Çizgi Metin'in ardından: Atılan hiçbir şut emekçilerin kalesine girmeyecek
Bu memleketin de, tribünlerin de, spor emekçisinin de kurtuluşunun tek yolunun işçilerin örgütlü mücadelesinden ve adlı adınca sosyalizmden geçtiğini biliyordu.
Metin Kurt’un, sahadaki ismi ile Çizgi Metin’in ardından bir şeyler yazmaya çalışmak her zaman zor oldu. Metin Kurt, 9 sene önce bugün aramızdan ayrılmasıyla hele ki Türkiye’de sporun içler acısı hali düşünüldüğünde hem bıraktığı boşluğun hem de onun mücadelesini daha ileriye taşımak konusundaki sorumluluğun farkındayız. Çünkü Metin Kurt bu çürümüş düzenin en aykırı figürlerinden bir tanesi idi. Yeşil sahalarda emekten, eşitlikten yana tavrını koyan nice değerli isim olmakla beraber, Metin Kurt örgütlü kimliği hayatındaki en önemli değer olarak yaşamının birinci sırasına koymasıyla herkesten bir adım daha öndeydi. Tüm tanımların, kimliklerin ötesinde o komünist Metin’di ve hep böyle anılmak isterdi. Attığı gollerden çok, öncülük ettiği grevlerden bahsetmesi de işte bu yüzdendi.

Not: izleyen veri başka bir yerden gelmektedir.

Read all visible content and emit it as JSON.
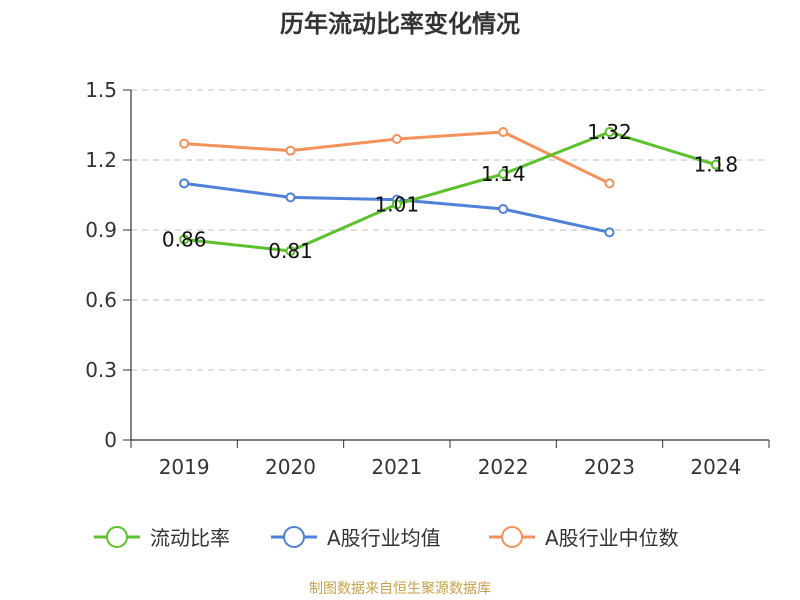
{
  "title": "历年流动比率变化情况",
  "source": "制图数据来自恒生聚源数据库",
  "chart_data": {
    "type": "line",
    "categories": [
      "2019",
      "2020",
      "2021",
      "2022",
      "2023",
      "2024"
    ],
    "ylim": [
      0,
      1.5
    ],
    "yticks": [
      "0",
      "0.3",
      "0.6",
      "0.9",
      "1.2",
      "1.5"
    ],
    "grid": true,
    "legend_position": "bottom",
    "series": [
      {
        "name": "流动比率",
        "color": "#5cc12d",
        "labels": true,
        "values": [
          0.86,
          0.81,
          1.01,
          1.14,
          1.32,
          1.18
        ]
      },
      {
        "name": "A股行业均值",
        "color": "#4f81d9",
        "labels": false,
        "values": [
          1.1,
          1.04,
          1.03,
          0.99,
          0.89,
          null
        ]
      },
      {
        "name": "A股行业中位数",
        "color": "#f5915a",
        "labels": false,
        "values": [
          1.27,
          1.24,
          1.29,
          1.32,
          1.1,
          null
        ]
      }
    ]
  }
}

İçine aldığı her şeyi bir çırpıda öğüten, futbolcuların birer köle gibi alınıp satıldığı, tribünlerin gerici ideolojiler ile kuşatıldığı özünde bu sömürü düzeninin öz be öz çocuğu olan piyasalaşmış futbola karşı bayrak açan Metin Kurt’un aynı zamanda spora getirdiği teorik bakış açısını da atlamamak gerek. Metin Kurt tüm saydıklarımıza ek olarak aynı zamanda bir okuldu nice genç sporsever için.
“Günümüzde spor, bir oyun değil. Sporcular da oyuncu değiller. Spora damgasını vuran burjuva rekabet ideolojisi onu metalaştırmış; sporcuları da spor işçisi konumuna sokmuştur. Mahallede oynadığımız futbolla, kurumsallaşmış organizasyona girdiğimizde yaptığımız iş aynı şey değil. İlk çözülmesi gereken, futbolu profesyonel-amatör ayrımına tabi tutmanın yanlışlığına bir son vermek. Sporcunun amatörü ve profesyoneli olabilir. Ancak spor, bütün düzenin bir yansımasıdır ve egemen güçlerin iktidar araçlarından biridir” derken aslında özünde bu çürümüş düzenin de tarifini yapıyordu Kurt, tarifini yaptığı şeyi yıkmak için de örgütlü kimliği değer yargılarının en üzerine yerleştiriyordu. Metin Kurt, nasihat ettiği her şeyi önce kendi hayatında somutluyordu. Tekel Direnişi, 1 Mayıslar, sendikası, Sportmence, yaptığı grevler ve daha niceleri. Aslında insanlara gösterdiği en iyi örnek onun kendi yaşantısıydı.
Bu memleketin de, tribünlerin de, spor emekçisinin de kurtuluşunun tek yolunun işçilerin örgütlü mücadelesinden ve adlı adınca sosyalizmden geçtiğini biliyordu.
Tıpkı bir takım oyunu olan futbolda olduğu gibi, iyi ortanın gol getirdiğini de elbette…
Son nefesine kadar da bunun için çalıştı.
Metin Kurt, 24 Ağustos 2012’de geçirdiği operasyonun komplikasyonlarına bağlı olarak kalp yetmezliğinden hayatını kaybetti.
Rahat uyu Metin Kurt; atılan hiçbir şut emekçilerin kalesine girmeyecek.